There was a meeting on July 5 to get public input about a plan for future development of the 890 acres that surround the site slated for the new mega-hospital.
Windsor Regional Hospital neither represents the city, nor developers willing to purchase the land and pay the costs of development up front. It only plans to purchase 60 acres and is exempt from development fees.
Putting the debate about the hospital itself aside, I fail to see the need for the additional development when the city is encouraging brownfield and infill development.
We have seen the results of overdevelopment and expansion. We have holes to fill within the developed part of the city and areas that are in constant need of revitalization. We have a surplus of commercial properties and houses that become abandoned or undervalued.
We have no need to expand the city to develop more, nor can we even risk considering it unless the economy and population continue to rapidly grow.
There are no long-range predictions of rapid continued growth and the outlook remains uncertain in an automotive town facing technology changes.

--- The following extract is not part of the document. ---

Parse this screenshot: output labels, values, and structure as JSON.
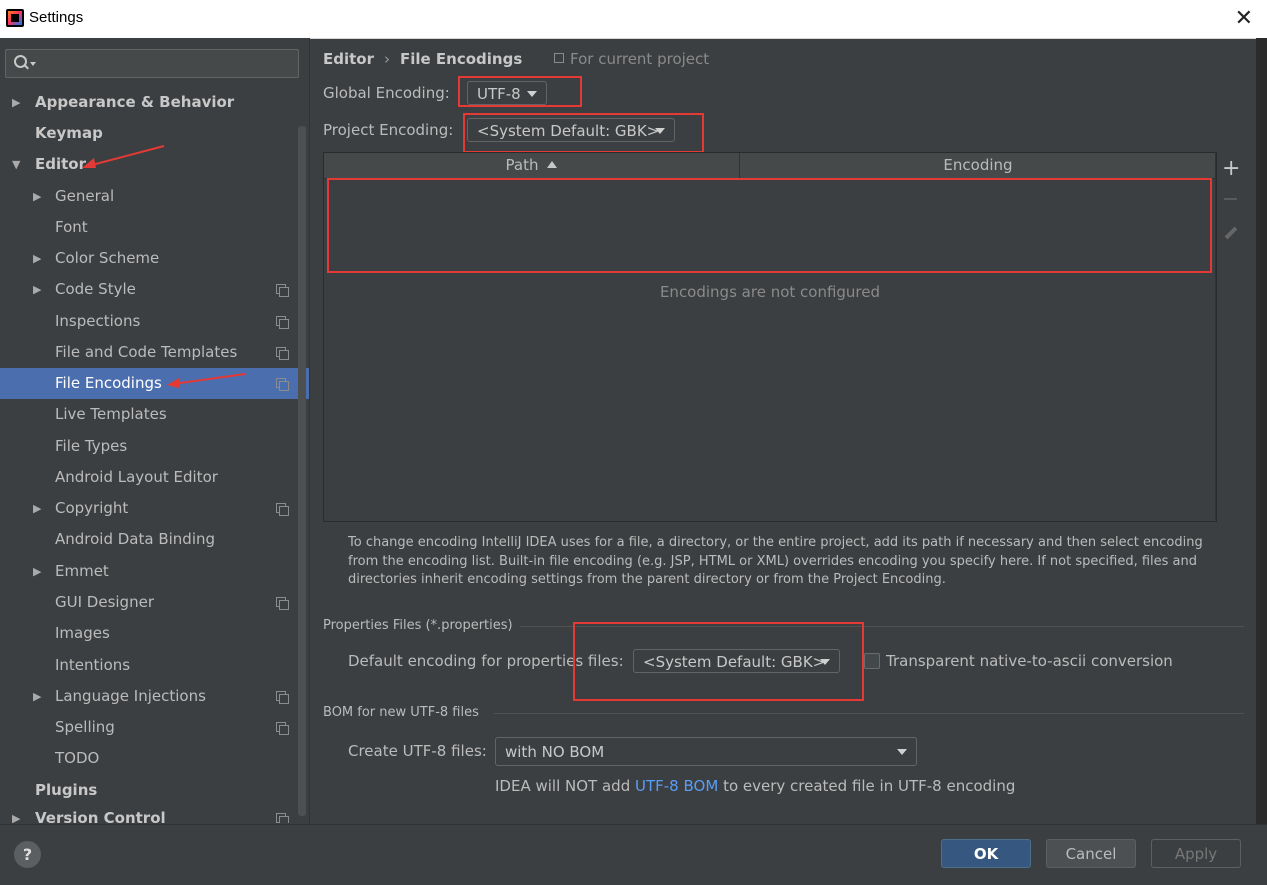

Developers have angrily left the city because the city wouldn’t bend the rules far enough for them, rules that were the result of intensive planning. The hospital deserves nothing more.
The hospital site selection process suggested the hospital could have been arbitrarily located anywhere as long as the site allowed for ease of construction.
If the city or developers have been collaborating with the hospital on this, let that be announced. Don’t use the hospital to justify unnecessary development.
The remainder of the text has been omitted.